Ese comportamiento tiene nombre y lleva décadas de estudio dentro de la psicología cognitiva. El primer mecanismo es el sesgo de confirmación, esa tendencia estructural del cerebro a procesar con más facilidad la información que confirma una creencia previa, y a exigirle mucho más rigor a la que la contradice, casi como si aplicáramos dos varas distintas sin darnos cuenta. El segundo es la heurística de disponibilidad, un atajo mental que usamos para no tener que evaluar cada dato desde cero, entre más accesible y repetida está una idea en la memoria, más probable la juzgamos, sin que eso tenga ninguna relación con qué tan verificada esté. El tercero es el efecto de mera exposición, un hallazgo clásico de la psicología social, según el cual la exposición repetida a un mismo estímulo, sin ningún argumento adicional, basta para generar una actitud más favorable hacia él, el cerebro confunde familiaridad con veracidad.
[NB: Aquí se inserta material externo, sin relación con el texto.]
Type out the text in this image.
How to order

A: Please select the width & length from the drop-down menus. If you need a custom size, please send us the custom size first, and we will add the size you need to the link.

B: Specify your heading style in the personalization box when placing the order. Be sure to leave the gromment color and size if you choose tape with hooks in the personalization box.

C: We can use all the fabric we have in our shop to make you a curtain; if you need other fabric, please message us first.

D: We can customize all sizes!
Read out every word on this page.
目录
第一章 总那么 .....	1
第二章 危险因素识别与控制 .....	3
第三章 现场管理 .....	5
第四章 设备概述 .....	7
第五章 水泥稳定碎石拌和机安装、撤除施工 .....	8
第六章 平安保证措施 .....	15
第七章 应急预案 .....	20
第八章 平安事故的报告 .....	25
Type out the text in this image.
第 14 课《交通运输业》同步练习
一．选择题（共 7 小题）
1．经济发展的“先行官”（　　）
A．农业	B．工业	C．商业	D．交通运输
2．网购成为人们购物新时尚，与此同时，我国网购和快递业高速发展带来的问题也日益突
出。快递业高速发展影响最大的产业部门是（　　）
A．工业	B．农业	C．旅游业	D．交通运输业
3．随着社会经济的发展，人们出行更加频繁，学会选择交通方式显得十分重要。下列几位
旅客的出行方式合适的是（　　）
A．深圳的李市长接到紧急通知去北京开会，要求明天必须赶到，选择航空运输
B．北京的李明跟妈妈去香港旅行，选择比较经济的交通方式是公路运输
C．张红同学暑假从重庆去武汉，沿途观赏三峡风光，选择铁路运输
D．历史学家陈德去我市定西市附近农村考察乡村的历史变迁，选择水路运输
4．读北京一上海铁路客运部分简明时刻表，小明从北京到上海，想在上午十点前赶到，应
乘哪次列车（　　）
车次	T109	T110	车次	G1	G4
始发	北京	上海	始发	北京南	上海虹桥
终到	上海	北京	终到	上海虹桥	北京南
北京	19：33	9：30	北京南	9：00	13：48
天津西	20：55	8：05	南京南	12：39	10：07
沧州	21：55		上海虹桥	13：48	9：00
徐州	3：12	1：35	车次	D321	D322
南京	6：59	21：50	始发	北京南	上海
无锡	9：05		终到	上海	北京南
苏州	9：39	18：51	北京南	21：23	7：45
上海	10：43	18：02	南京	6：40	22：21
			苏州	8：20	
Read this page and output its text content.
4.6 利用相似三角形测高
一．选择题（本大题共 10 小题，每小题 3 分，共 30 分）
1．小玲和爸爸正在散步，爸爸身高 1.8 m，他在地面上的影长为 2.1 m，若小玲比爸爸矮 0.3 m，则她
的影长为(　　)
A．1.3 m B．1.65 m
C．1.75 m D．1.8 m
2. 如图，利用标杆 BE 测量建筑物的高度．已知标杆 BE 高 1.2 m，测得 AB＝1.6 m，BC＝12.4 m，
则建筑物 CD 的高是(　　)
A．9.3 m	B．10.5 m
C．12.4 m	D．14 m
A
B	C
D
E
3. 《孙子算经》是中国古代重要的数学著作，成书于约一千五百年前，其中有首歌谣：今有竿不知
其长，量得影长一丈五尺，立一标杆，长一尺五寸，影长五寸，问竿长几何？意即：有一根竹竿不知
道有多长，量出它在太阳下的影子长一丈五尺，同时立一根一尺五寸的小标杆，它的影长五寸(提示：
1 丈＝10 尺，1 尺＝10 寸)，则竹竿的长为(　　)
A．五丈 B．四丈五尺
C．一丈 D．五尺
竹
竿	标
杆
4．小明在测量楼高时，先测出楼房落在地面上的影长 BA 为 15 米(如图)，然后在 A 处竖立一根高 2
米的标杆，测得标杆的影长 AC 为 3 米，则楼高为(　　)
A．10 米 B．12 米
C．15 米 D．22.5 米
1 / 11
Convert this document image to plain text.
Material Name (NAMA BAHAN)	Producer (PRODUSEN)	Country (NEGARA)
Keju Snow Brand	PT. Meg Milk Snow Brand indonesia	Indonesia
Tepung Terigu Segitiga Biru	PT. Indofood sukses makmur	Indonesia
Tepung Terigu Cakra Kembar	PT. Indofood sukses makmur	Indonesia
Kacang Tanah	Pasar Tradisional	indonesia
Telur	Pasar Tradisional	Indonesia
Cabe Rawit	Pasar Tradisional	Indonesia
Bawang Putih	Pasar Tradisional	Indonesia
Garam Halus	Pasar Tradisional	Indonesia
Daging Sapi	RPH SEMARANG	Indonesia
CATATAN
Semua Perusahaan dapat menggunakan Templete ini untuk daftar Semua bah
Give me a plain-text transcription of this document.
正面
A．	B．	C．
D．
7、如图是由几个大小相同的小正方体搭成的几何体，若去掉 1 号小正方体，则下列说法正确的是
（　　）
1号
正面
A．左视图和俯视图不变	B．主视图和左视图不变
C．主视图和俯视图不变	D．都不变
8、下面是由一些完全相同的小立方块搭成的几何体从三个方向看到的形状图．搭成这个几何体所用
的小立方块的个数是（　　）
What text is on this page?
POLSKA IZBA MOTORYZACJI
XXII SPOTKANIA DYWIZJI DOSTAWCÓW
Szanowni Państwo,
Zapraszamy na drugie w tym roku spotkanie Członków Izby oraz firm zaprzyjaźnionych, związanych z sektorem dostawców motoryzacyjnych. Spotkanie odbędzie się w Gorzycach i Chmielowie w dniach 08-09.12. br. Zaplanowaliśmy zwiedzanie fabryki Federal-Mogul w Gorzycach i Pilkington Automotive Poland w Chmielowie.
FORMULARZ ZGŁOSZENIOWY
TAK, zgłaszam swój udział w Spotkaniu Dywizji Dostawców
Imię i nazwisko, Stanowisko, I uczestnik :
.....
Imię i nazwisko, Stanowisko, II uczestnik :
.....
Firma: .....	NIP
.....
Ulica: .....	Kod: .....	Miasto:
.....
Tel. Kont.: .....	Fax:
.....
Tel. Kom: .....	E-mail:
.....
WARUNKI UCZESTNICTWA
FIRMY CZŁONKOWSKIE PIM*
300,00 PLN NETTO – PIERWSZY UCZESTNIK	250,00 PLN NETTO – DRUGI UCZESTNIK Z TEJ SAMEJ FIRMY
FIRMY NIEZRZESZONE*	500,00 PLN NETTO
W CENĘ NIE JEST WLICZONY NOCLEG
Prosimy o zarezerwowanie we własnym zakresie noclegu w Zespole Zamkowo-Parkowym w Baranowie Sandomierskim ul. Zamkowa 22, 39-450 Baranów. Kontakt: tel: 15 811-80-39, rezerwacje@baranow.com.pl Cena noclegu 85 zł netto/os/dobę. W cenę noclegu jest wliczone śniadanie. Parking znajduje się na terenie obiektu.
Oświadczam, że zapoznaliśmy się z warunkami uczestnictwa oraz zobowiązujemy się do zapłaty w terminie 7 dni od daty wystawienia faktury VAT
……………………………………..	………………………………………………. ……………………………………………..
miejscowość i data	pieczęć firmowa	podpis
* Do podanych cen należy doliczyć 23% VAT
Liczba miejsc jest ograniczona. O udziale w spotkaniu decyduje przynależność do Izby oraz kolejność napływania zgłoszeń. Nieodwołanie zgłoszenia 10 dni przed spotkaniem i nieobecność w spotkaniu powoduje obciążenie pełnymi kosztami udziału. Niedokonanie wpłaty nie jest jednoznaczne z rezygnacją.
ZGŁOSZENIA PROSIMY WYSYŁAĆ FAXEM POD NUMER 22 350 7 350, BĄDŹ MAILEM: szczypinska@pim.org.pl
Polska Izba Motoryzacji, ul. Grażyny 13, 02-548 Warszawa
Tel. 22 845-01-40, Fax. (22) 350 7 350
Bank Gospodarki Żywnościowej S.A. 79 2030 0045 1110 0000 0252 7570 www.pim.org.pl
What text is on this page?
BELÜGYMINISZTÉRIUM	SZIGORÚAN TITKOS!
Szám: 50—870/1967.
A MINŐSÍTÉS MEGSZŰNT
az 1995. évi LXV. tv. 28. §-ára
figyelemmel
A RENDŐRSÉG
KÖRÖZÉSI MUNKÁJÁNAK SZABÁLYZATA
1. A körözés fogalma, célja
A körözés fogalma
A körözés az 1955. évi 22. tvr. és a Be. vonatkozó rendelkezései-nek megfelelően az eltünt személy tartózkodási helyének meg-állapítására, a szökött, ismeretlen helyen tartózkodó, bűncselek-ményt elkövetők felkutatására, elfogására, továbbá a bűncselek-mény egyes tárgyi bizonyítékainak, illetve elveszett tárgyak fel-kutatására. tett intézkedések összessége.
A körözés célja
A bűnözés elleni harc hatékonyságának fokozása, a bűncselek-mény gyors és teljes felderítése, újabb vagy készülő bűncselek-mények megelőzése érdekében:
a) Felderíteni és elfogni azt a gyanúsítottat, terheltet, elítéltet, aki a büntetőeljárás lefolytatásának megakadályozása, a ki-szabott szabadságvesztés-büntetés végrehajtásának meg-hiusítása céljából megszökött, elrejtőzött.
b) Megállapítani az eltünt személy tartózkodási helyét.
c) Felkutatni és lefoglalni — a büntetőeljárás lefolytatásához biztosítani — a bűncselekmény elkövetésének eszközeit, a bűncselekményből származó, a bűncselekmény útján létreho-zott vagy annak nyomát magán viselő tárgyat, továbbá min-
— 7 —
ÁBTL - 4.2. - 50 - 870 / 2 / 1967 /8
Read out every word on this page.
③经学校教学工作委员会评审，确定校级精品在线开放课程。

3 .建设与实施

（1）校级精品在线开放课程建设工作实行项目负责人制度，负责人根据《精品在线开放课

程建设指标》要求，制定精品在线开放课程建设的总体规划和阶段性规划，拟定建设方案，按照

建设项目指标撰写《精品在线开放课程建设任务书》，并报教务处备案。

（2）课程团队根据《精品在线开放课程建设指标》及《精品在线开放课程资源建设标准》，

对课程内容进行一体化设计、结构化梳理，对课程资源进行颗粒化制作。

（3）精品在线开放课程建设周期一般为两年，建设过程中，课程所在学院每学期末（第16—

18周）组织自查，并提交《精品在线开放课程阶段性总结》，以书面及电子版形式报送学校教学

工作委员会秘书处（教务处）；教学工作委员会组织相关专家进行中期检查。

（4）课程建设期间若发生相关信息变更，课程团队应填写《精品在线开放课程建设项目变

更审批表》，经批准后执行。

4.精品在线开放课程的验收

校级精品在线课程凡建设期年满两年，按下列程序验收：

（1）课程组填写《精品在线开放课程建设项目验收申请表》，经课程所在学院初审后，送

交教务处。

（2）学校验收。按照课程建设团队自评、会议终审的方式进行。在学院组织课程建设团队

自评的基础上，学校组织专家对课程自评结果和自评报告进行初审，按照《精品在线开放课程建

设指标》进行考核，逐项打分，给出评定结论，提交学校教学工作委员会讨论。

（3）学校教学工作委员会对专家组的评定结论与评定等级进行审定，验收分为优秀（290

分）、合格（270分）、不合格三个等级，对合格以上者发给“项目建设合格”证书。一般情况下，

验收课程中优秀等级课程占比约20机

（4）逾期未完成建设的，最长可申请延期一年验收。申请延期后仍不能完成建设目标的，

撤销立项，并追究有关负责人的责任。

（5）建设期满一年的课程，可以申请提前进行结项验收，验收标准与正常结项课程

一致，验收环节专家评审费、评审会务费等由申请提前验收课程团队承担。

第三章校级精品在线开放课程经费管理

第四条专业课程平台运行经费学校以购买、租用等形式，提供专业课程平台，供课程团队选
Y el cuarto es la conformidad social, ese ajuste de creencias y comportamientos hacia la norma percibida de un grupo de referencia, que ocurre incluso cuando la persona sabe, en el fondo, que la evidencia no respalda del todo esa postura, porque el costo social de disentir pesa más que el costo cognitivo de estar equivocado.

Detenerse a verificar lo que creemos es, hoy, un ejercicio ciudadano urgente.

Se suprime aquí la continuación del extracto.